The leaders were very gracious to us during this time, and gave us the option to leave. Andrea and I had no greater desire than to be next to our little guy in the hospital as he fought to breathe. We prayed and asked God for direction on what to do. We both heard God speak to us that He desired for us to trust Him in this, because ultimately, our child is His child. He assured us that by staying, we were not being irresponsible parents, but obedient children.
So we did just that, we decided to stay at Catalina. Our new IMPACT195 community loved on us and surrounded us in prayer. I will never forget how long that night was, it was very difficult to sleep; not being there with my child while he battled to breathe was so hard. After two days in the hospital he was released and got home the same day that we came back from Catalina. We found out that the IMPACT195 women who were watching our children had never left his side at the hospital.

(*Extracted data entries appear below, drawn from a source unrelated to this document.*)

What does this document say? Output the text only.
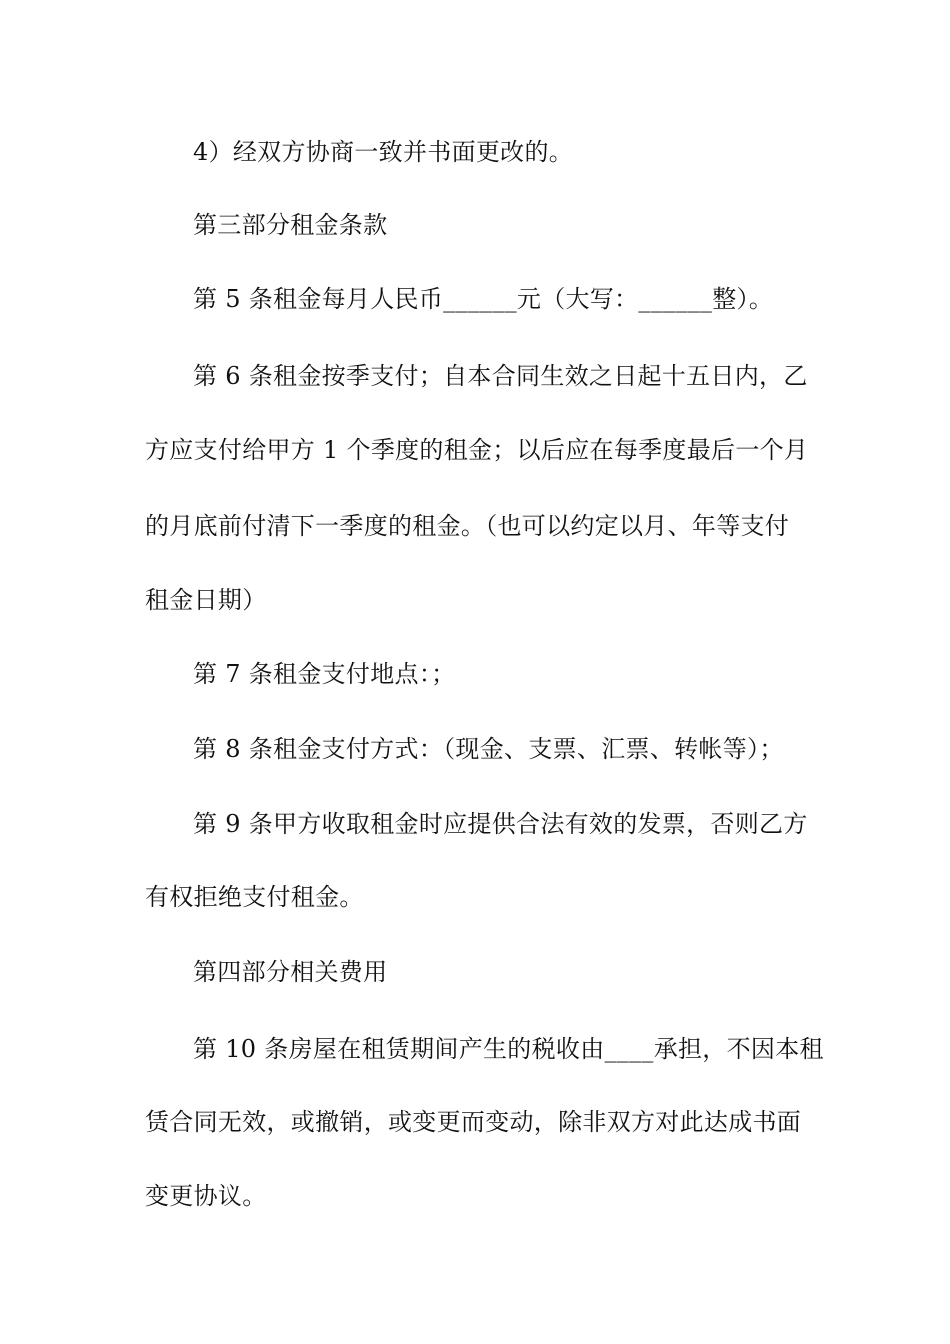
4）经双方协商一致并书面更改的。
第三部分租金条款
第 5 条租金每月人民币______元（大写：______整）。
第 6 条租金按季支付；自本合同生效之日起十五日内，乙
方应支付给甲方 1 个季度的租金；以后应在每季度最后一个月
的月底前付清下一季度的租金。（也可以约定以月、年等支付
租金日期）
第 7 条租金支付地点：；
第 8 条租金支付方式：（现金、支票、汇票、转帐等）；
第 9 条甲方收取租金时应提供合法有效的发票，否则乙方
有权拒绝支付租金。
第四部分相关费用
第 10 条房屋在租赁期间产生的税收由____承担，不因本租
赁合同无效，或撤销，或变更而变动，除非双方对此达成书面
变更协议。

I remember God saying to me, ‘How can you live an amazing life of faith and complete surrender if you are unable to trust Me with the life of your child?’ He gave me Isaiah 26:3, ‘The steadfast of mind You will keep in perfect peace, because he trusts in You.’
God used this experience, along with many others over the last ten months, to allow me to trust Him on a more intimate level than I ever have before and through it, He has prepared me for our family’s next step of faith.
Andrea and I recently went on a two-week mission trip to Haiti. An opportunity was presented to us to be able to go back there long term with a team in order to reach the nation of Haiti for Christ. I never thought a year ago that I would think it a privilege and an honor, to sell everything and count it all as loss for the sake of knowing Christ and making Him known. So we have decided to answer that call. My family and I are moving to Haiti long term to preach the gospel to the poor, to set the captives free, to release people from the power of satan, and ultimately…to transform the nation of Haiti for Christ.
Perhaps some of you are longing for greater significance in life. Maybe you feel stuck like I did when I sat here on friend day exactly one year ago. You know that God has something much more for you. You know that you are not walking fully in the destiny He has for you. You know that you are not being now who God created you to be. I want to encourage you to engage God right now! Ask Him to set His perfect will in motion for you. For some of you it will mean picking up an application today for this program and applying for our upcoming Fall Term. For me it meant surrendering my home, my 401k, my career, my success and my comforts; and moving to a state where I only knew one person. But God has richly rewarded me for this decision!
I know what I am asking you to do is risky, but faith involves great risk. That’s what makes it faith. And that’s what may lead you to walk fully in your destiny and all that God has for you!”